To beta or not to beta for compiling an ebook?

Hi - I’m a prospective user running Windows 7, and I have some questions before I take the plunge and buy Scrivener. Specifically, it’s about the ebook formatting/compiling features, and whether to upgrade to the 3 beta or not.

I have a manuscript that’s nearly finished in Google Docs, and I’m interested in using Scrivener to make a pretty, final version to publish on Kindle. I’ve heard Scrivener has tons of great features and I’d love to dig into those as well, but for now, my primary motivation for buying it is to format/compile a professional-looking ebook.

However, I’m very concerned about the “Look Inside” glitch that many Kindle authors seem to have when they compile with any non-3 version. In one thread, KB said that you can “manually edit the files inside the ePub file to patch up the CSS file that is being used to contain the necessary formatting.” I have enough CSS and HTML knowledge that I’m not afraid to poke around and fix it myself if I can, though I’d still need to find some instructions on how to do it.

Now, I’ve read that Scrivener 3 has a whole new CSS system, and using the 3 beta to format it would avoid this glitch. But that presents another problem: If I understand the beta notes, compiling isn’t fully functional yet. That is to say, you can access many of Scrivener 3’s features, but you can’t actually produce a “ready-to-upload ePub” with the current 3 beta. Is that right? I don’t have access to a Mac at all - I only have an iPad, and I’ve read that the iOS version also doesn’t have a compile feature.
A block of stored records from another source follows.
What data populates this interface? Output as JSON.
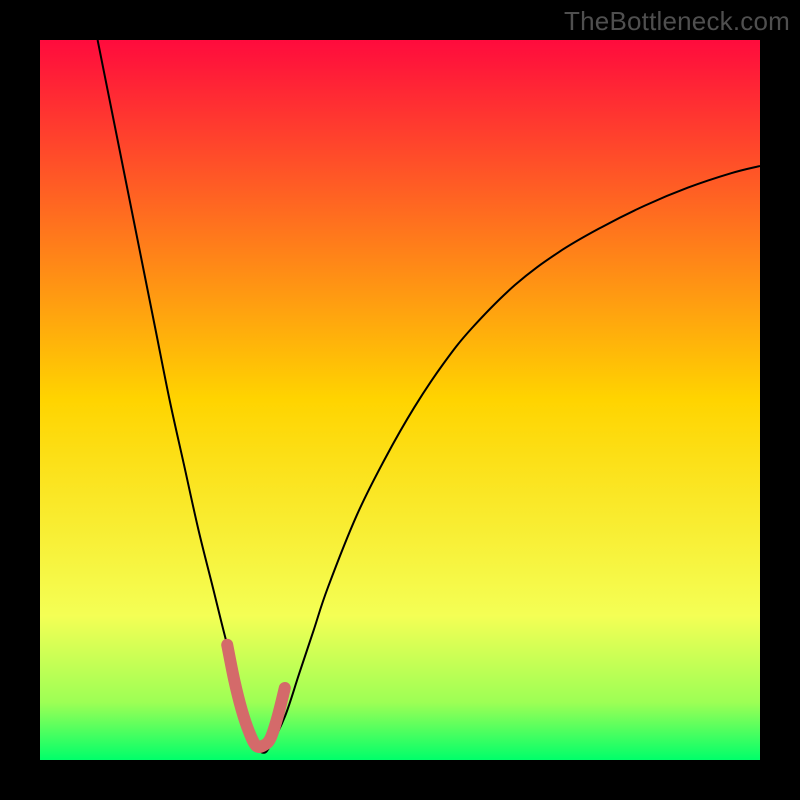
{
  "watermark": "TheBottleneck.com",
  "chart_data": {
    "type": "line",
    "title": "",
    "xlabel": "",
    "ylabel": "",
    "xlim": [
      0,
      100
    ],
    "ylim": [
      0,
      100
    ],
    "grid": false,
    "legend": false,
    "background_gradient": {
      "direction": "top-to-bottom",
      "stops": [
        {
          "offset": 0.0,
          "color": "#ff0b3d"
        },
        {
          "offset": 0.5,
          "color": "#ffd400"
        },
        {
          "offset": 0.8,
          "color": "#f4ff55"
        },
        {
          "offset": 0.92,
          "color": "#9dff55"
        },
        {
          "offset": 1.0,
          "color": "#00ff6a"
        }
      ]
    },
    "series": [
      {
        "name": "curve",
        "color": "#000000",
        "stroke_width": 2,
        "x": [
          8,
          10,
          12,
          14,
          16,
          18,
          20,
          22,
          24,
          26,
          28,
          29,
          30,
          31,
          32,
          34,
          36,
          38,
          40,
          44,
          48,
          52,
          56,
          60,
          66,
          72,
          78,
          84,
          90,
          96,
          100
        ],
        "y": [
          100,
          90,
          80,
          70,
          60,
          50,
          41,
          32,
          24,
          16,
          9,
          5,
          2,
          1,
          2,
          6,
          12,
          18,
          24,
          34,
          42,
          49,
          55,
          60,
          66,
          70.5,
          74,
          77,
          79.5,
          81.5,
          82.5
        ]
      },
      {
        "name": "valley-highlight",
        "color": "#d46a6a",
        "stroke_width": 12,
        "linecap": "round",
        "x": [
          26,
          27,
          28,
          29,
          30,
          31,
          32,
          33,
          34
        ],
        "y": [
          16,
          11,
          7,
          4,
          2,
          2,
          3,
          6,
          10
        ]
      }
    ]
  }
}
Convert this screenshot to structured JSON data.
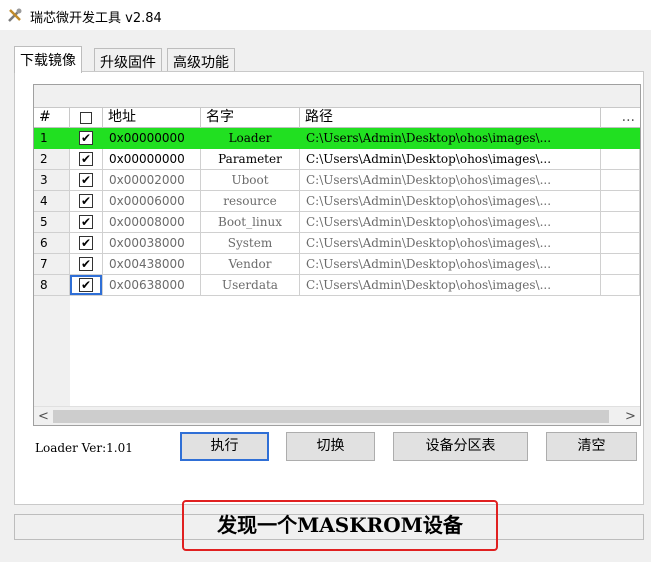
{
  "window": {
    "title": "瑞芯微开发工具 v2.84",
    "icon": "rockchip-tool-icon"
  },
  "tabs": [
    {
      "label": "下载镜像",
      "active": true
    },
    {
      "label": "升级固件",
      "active": false
    },
    {
      "label": "高级功能",
      "active": false
    }
  ],
  "table": {
    "columns": [
      "#",
      "",
      "地址",
      "名字",
      "路径",
      "..."
    ],
    "rows": [
      {
        "num": "1",
        "checked": "✔",
        "address": "0x00000000",
        "name": "Loader",
        "path": "C:\\Users\\Admin\\Desktop\\ohos\\images\\...",
        "selected": true
      },
      {
        "num": "2",
        "checked": "✔",
        "address": "0x00000000",
        "name": "Parameter",
        "path": "C:\\Users\\Admin\\Desktop\\ohos\\images\\...",
        "selected": false
      },
      {
        "num": "3",
        "checked": "✔",
        "address": "0x00002000",
        "name": "Uboot",
        "path": "C:\\Users\\Admin\\Desktop\\ohos\\images\\...",
        "selected": false
      },
      {
        "num": "4",
        "checked": "✔",
        "address": "0x00006000",
        "name": "resource",
        "path": "C:\\Users\\Admin\\Desktop\\ohos\\images\\...",
        "selected": false
      },
      {
        "num": "5",
        "checked": "✔",
        "address": "0x00008000",
        "name": "Boot_linux",
        "path": "C:\\Users\\Admin\\Desktop\\ohos\\images\\...",
        "selected": false
      },
      {
        "num": "6",
        "checked": "✔",
        "address": "0x00038000",
        "name": "System",
        "path": "C:\\Users\\Admin\\Desktop\\ohos\\images\\...",
        "selected": false
      },
      {
        "num": "7",
        "checked": "✔",
        "address": "0x00438000",
        "name": "Vendor",
        "path": "C:\\Users\\Admin\\Desktop\\ohos\\images\\...",
        "selected": false
      },
      {
        "num": "8",
        "checked": "✔",
        "address": "0x00638000",
        "name": "Userdata",
        "path": "C:\\Users\\Admin\\Desktop\\ohos\\images\\...",
        "selected": false
      }
    ],
    "scroll_left": "<",
    "scroll_right": ">"
  },
  "loader_version": "Loader Ver:1.01",
  "buttons": {
    "execute": "执行",
    "switch": "切换",
    "partition_table": "设备分区表",
    "clear": "清空"
  },
  "status": {
    "message": "发现一个MASKROM设备"
  },
  "colors": {
    "selected_row": "#21e021",
    "highlight_box": "#e02020",
    "focus_border": "#2f6fd6"
  }
}
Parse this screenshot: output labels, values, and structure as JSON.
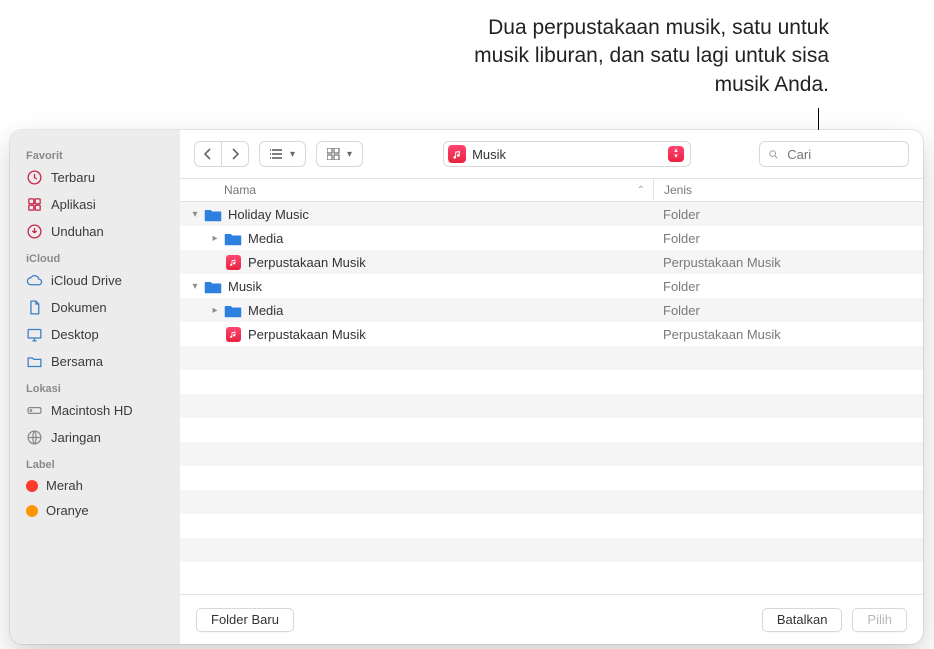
{
  "annotation": {
    "text": "Dua perpustakaan musik, satu untuk musik liburan, dan satu lagi untuk sisa musik Anda."
  },
  "sidebar": {
    "groups": [
      {
        "label": "Favorit",
        "items": [
          {
            "icon": "clock",
            "label": "Terbaru",
            "color": "red"
          },
          {
            "icon": "apps",
            "label": "Aplikasi",
            "color": "red"
          },
          {
            "icon": "download",
            "label": "Unduhan",
            "color": "red"
          }
        ]
      },
      {
        "label": "iCloud",
        "items": [
          {
            "icon": "cloud",
            "label": "iCloud Drive",
            "color": "blue"
          },
          {
            "icon": "doc",
            "label": "Dokumen",
            "color": "blue"
          },
          {
            "icon": "desktop",
            "label": "Desktop",
            "color": "blue"
          },
          {
            "icon": "shared",
            "label": "Bersama",
            "color": "blue"
          }
        ]
      },
      {
        "label": "Lokasi",
        "items": [
          {
            "icon": "disk",
            "label": "Macintosh HD",
            "color": "dim"
          },
          {
            "icon": "network",
            "label": "Jaringan",
            "color": "dim"
          }
        ]
      },
      {
        "label": "Label",
        "items": [
          {
            "icon": "tag-red",
            "label": "Merah"
          },
          {
            "icon": "tag-orange",
            "label": "Oranye"
          }
        ]
      }
    ]
  },
  "toolbar": {
    "path_label": "Musik"
  },
  "search": {
    "placeholder": "Cari"
  },
  "columns": {
    "name": "Nama",
    "kind": "Jenis"
  },
  "rows": [
    {
      "indent": 0,
      "disclosure": "open",
      "icon": "folder",
      "name": "Holiday Music",
      "kind": "Folder"
    },
    {
      "indent": 1,
      "disclosure": "closed",
      "icon": "folder",
      "name": "Media",
      "kind": "Folder"
    },
    {
      "indent": 1,
      "disclosure": "none",
      "icon": "library",
      "name": "Perpustakaan Musik",
      "kind": "Perpustakaan Musik"
    },
    {
      "indent": 0,
      "disclosure": "open",
      "icon": "folder",
      "name": "Musik",
      "kind": "Folder"
    },
    {
      "indent": 1,
      "disclosure": "closed",
      "icon": "folder",
      "name": "Media",
      "kind": "Folder"
    },
    {
      "indent": 1,
      "disclosure": "none",
      "icon": "library",
      "name": "Perpustakaan Musik",
      "kind": "Perpustakaan Musik"
    }
  ],
  "footer": {
    "new_folder": "Folder Baru",
    "cancel": "Batalkan",
    "choose": "Pilih"
  }
}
All in all, what would you recommend? Buy the older Windows version and use that for now, without upgrading to the 3 beta? So far, from what I’ve read, that seems like the only viable choice, even if it’ll be a hassle to navigate around the Look Inside glitch. I have a lot of time to put into learning the software and messing with CSS, but not really enough to wait for the full Windows 3 release.
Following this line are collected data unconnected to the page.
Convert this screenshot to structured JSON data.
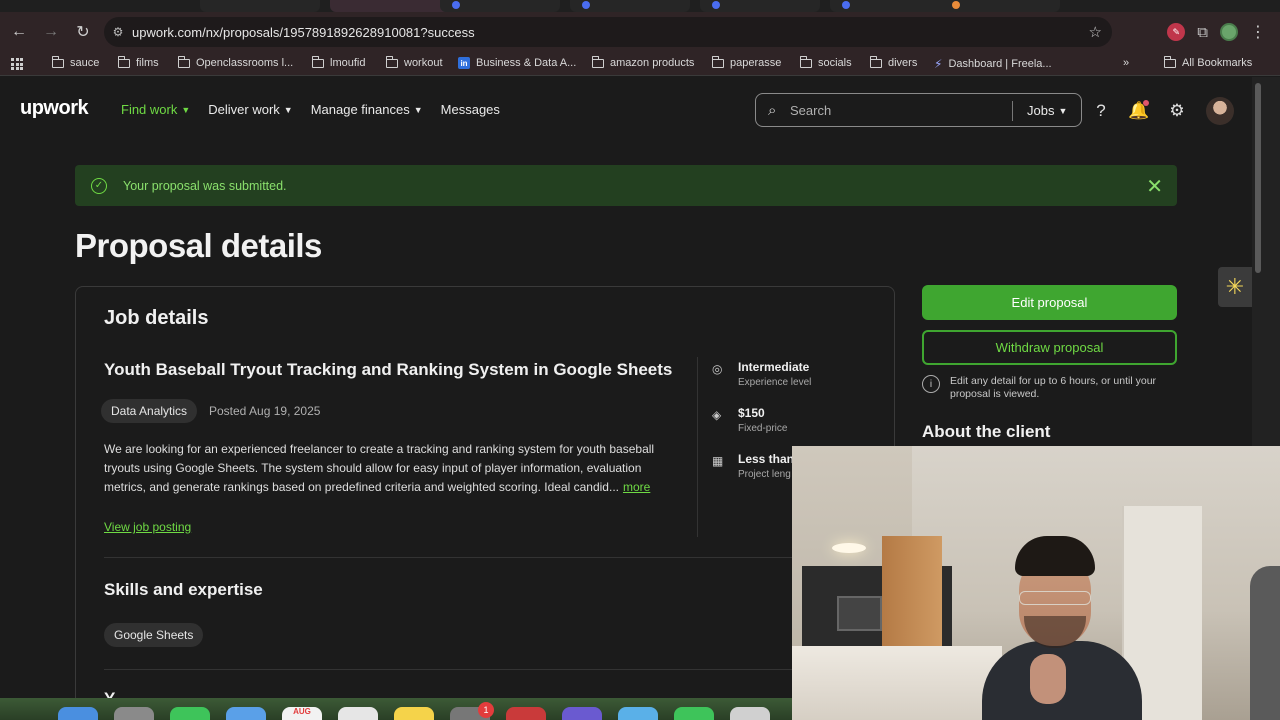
{
  "browser": {
    "url": "upwork.com/nx/proposals/1957891892628910081?success",
    "bookmarks": [
      {
        "label": "sauce",
        "icon": "folder-icon"
      },
      {
        "label": "films",
        "icon": "folder-icon"
      },
      {
        "label": "Openclassrooms l...",
        "icon": "folder-icon"
      },
      {
        "label": "lmoufid",
        "icon": "folder-icon"
      },
      {
        "label": "workout",
        "icon": "folder-icon"
      },
      {
        "label": "Business & Data A...",
        "icon": "linkedin-icon"
      },
      {
        "label": "amazon products",
        "icon": "folder-icon"
      },
      {
        "label": "paperasse",
        "icon": "folder-icon"
      },
      {
        "label": "socials",
        "icon": "folder-icon"
      },
      {
        "label": "divers",
        "icon": "folder-icon"
      },
      {
        "label": "Dashboard | Freela...",
        "icon": "site-icon"
      }
    ],
    "more_bookmarks": "»",
    "all_bookmarks": "All Bookmarks",
    "linkedin_glyph": "in"
  },
  "header": {
    "logo": "upwork",
    "nav": [
      {
        "label": "Find work",
        "active": true
      },
      {
        "label": "Deliver work",
        "active": false
      },
      {
        "label": "Manage finances",
        "active": false
      },
      {
        "label": "Messages",
        "active": false
      }
    ],
    "search_placeholder": "Search",
    "search_scope": "Jobs"
  },
  "banner": {
    "message": "Your proposal was submitted."
  },
  "page_title": "Proposal details",
  "job": {
    "section_title": "Job details",
    "title": "Youth Baseball Tryout Tracking and Ranking System in Google Sheets",
    "category": "Data Analytics",
    "posted": "Posted Aug 19, 2025",
    "description": "We are looking for an experienced freelancer to create a tracking and ranking system for youth baseball tryouts using Google Sheets. The system should allow for easy input of player information, evaluation metrics, and generate rankings based on predefined criteria and weighted scoring. Ideal candid...",
    "more_label": "more",
    "view_link": "View job posting",
    "meta": [
      {
        "value": "Intermediate",
        "label": "Experience level",
        "icon": "brain-icon"
      },
      {
        "value": "$150",
        "label": "Fixed-price",
        "icon": "price-tag-icon"
      },
      {
        "value": "Less than",
        "label": "Project leng",
        "icon": "calendar-icon"
      }
    ]
  },
  "skills": {
    "title": "Skills and expertise",
    "items": [
      "Google Sheets"
    ]
  },
  "next_section_title": "Y",
  "actions": {
    "edit": "Edit proposal",
    "withdraw": "Withdraw proposal",
    "info": "Edit any detail for up to 6 hours, or until your proposal is viewed."
  },
  "about_client_title": "About the client",
  "dock": {
    "calendar_month": "AUG",
    "notification_count": "1"
  },
  "colors": {
    "accent_green": "#6fda44",
    "button_green": "#3fa630",
    "banner_bg": "#234020",
    "page_bg": "#1b1b1b"
  }
}
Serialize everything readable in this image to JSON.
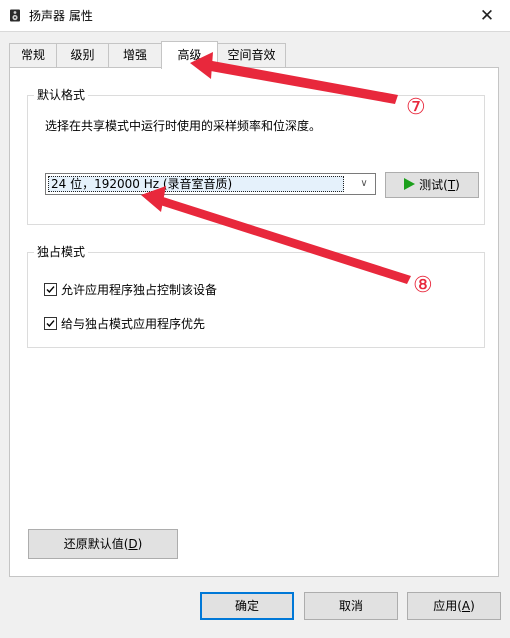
{
  "window": {
    "title": "扬声器 属性",
    "close_glyph": "✕"
  },
  "tabs": [
    {
      "label": "常规"
    },
    {
      "label": "级别"
    },
    {
      "label": "增强"
    },
    {
      "label": "高级",
      "active": true
    },
    {
      "label": "空间音效"
    }
  ],
  "default_format": {
    "group_title": "默认格式",
    "description": "选择在共享模式中运行时使用的采样频率和位深度。",
    "selected_value": "24 位，192000 Hz (录音室音质)",
    "test_button": {
      "label": "测试(",
      "accel": "T",
      "suffix": ")"
    }
  },
  "exclusive_mode": {
    "group_title": "独占模式",
    "options": [
      {
        "label": "允许应用程序独占控制该设备",
        "checked": true
      },
      {
        "label": "给与独占模式应用程序优先",
        "checked": true
      }
    ]
  },
  "restore_button": {
    "label": "还原默认值(",
    "accel": "D",
    "suffix": ")"
  },
  "footer": {
    "ok_label": "确定",
    "cancel_label": "取消",
    "apply": {
      "label": "应用(",
      "accel": "A",
      "suffix": ")"
    }
  },
  "annotations": {
    "marker_7": "⑦",
    "marker_8": "⑧",
    "arrow_color": "#e8283c"
  }
}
Sorry if somebody’s answered all this before, or if this is the wrong subforum for this question. I’ve searched both within this board and on Google, but I thought it would be good to get all the answers in one place. Thanks in advance!

I haven’t downloaded the latest beta yet, but my understanding is that compile doesn’t work. So using the beta isn’t really an option for you at this time.
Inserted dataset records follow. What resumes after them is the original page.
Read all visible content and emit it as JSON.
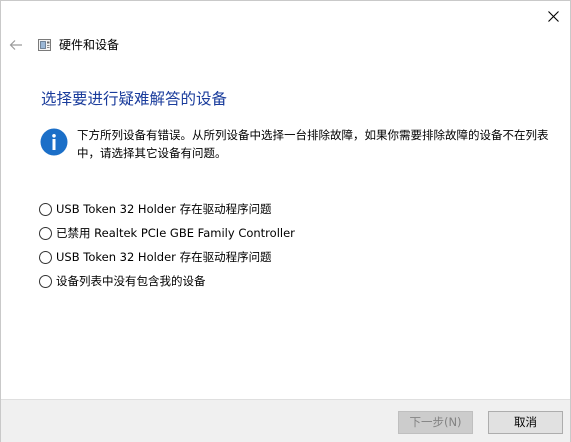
{
  "window": {
    "title": "硬件和设备",
    "close_icon": "close-icon",
    "back_icon": "arrow-left-icon"
  },
  "page": {
    "title": "选择要进行疑难解答的设备",
    "info_icon": "info-icon",
    "info_text": "下方所列设备有错误。从所列设备中选择一台排除故障，如果你需要排除故障的设备不在列表中，请选择其它设备有问题。"
  },
  "options": [
    {
      "label": "USB Token 32 Holder 存在驱动程序问题",
      "selected": false
    },
    {
      "label": "已禁用 Realtek PCIe GBE Family Controller",
      "selected": false
    },
    {
      "label": "USB Token 32 Holder 存在驱动程序问题",
      "selected": false
    },
    {
      "label": "设备列表中没有包含我的设备",
      "selected": false
    }
  ],
  "footer": {
    "next_label": "下一步(N)",
    "next_enabled": false,
    "cancel_label": "取消"
  },
  "colors": {
    "title_blue": "#1a3c9c",
    "info_blue": "#1b6fc8",
    "footer_bg": "#f0f0f0"
  }
}
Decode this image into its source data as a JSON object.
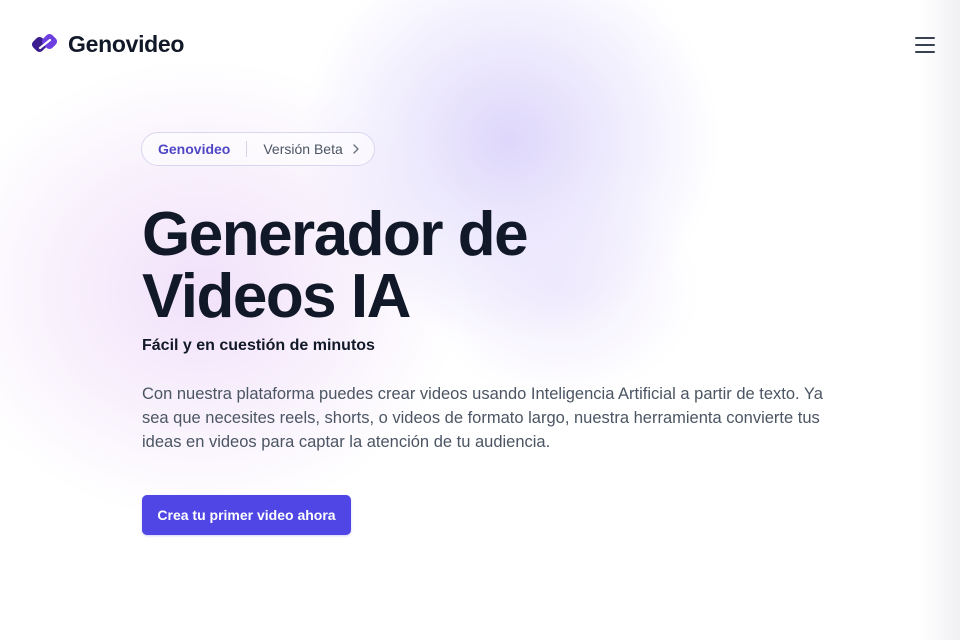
{
  "header": {
    "brand": "Genovideo",
    "logo_icon": "genovideo-logo-icon",
    "menu_icon": "hamburger-menu-icon"
  },
  "badge": {
    "brand": "Genovideo",
    "label": "Versión Beta",
    "chevron_icon": "chevron-right-icon"
  },
  "hero": {
    "title_line1": "Generador de",
    "title_line2": "Videos IA",
    "subtitle": "Fácil y en cuestión de minutos",
    "description": "Con nuestra plataforma puedes crear videos usando Inteligencia Artificial a partir de texto. Ya sea que necesites reels, shorts, o videos de formato largo, nuestra herramienta convierte tus ideas en videos para captar la atención de tu audiencia.",
    "cta_label": "Crea tu primer video ahora"
  },
  "colors": {
    "accent": "#4f46e5",
    "badge_brand": "#4f46c5",
    "title": "#111827",
    "body_text": "#4b5563",
    "logo_dark": "#3b1d8f",
    "logo_light": "#8b5cf6"
  }
}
If that’s the case, then it seems to me your decision is, “Do I buy Scrivener Win 1.9 now?”

I’ve seen folks from the L&L team counsel prospective buyers in this situation, and their recommendation is always something like, “Buy Scrivener if the current version works for you.” That’s very fair advice.

In case you didn’t know, Scrivener is available to download and trial for free, for 30 days of usage. You should download the 1.9.8 version, go through the tutorial (important!), import some or all of your book into it, and play around, particularly with “Look Inside”, to ensure it works for you. Hack the code to see if you can make it work, and figure out if Scrivener is right for you. You can also download the beta and run that side by side with the 1.9.8 version. Eventually the beta compile will be further along, and maybe it will work better for you.

HTH,
Jim

The iOS version does have a Compile feature, but it is much more streamlined than the desktop version.

You can download either the Scrivener 3 beta or a free trial of the current Windows release version for free. That’s the best way to decide if Scrivener will work for you.

The status of Compile in the current beta can be found in the pinned post at the top of this forum.

My own opinion is that assembling a publishable ebook is not Scrivener’s strongest feature, even on the Mac. If that’s all you want to do, there are purpose-built alternatives.

Katherine

I’m going to have to second this. I absolutely adore Scrivener as a writing/organizing program (I love you Scrivener, really, I do), but generating ebooks is definitely not its strong suit.

While I recommend it to every writer I know, I agree that if you want it solely for making ebooks, you’ll likely be disappointed and should find an alternative. (But really, try it for writing if you haven’t already!)

(Also, the 30-day trial is 30 days of actual use. Meaning, if you use it 2 days and don’t touch it again for 6 months, you’ll come back to it with 28 days left.)

If you want to compile for Kindle, the BETA is at the moment not usable. It messes with some letters and signs and make them to hyroglyphs.
But 1.9.8. works fine with Kindle-files

Thanks for all the helpful replies!

With regard to ebook formatting, I’ll keep shopping around, but I still think Scrivener has a lot to offer - even if I don’t end up using it for that. Many of my other writer friends have used it and loved it for years, so I’m definitely going to download the trial and feel my way around from there. :mrgreen:

Make sure to do the whole tutorial once you start the trial. It can be a little scary and intimidating at first, so be warned. There’s a lot of great information in it, but at times, it’ll probably feel like information overload. (But most of it will be useful at some point.)

It really is such a great program. I’d use it solely for world bibles, even if I didn’t use it for writing (which I do, because I love it, thankfully).

What are some better alternative programs to use for compiling to Kindle (and epub)?

Compiling is what Jutoh does.
Also has a couple of guide books written by Julian Smart.

Or Sigil.

But lots of people just use Google Docs. Or Word.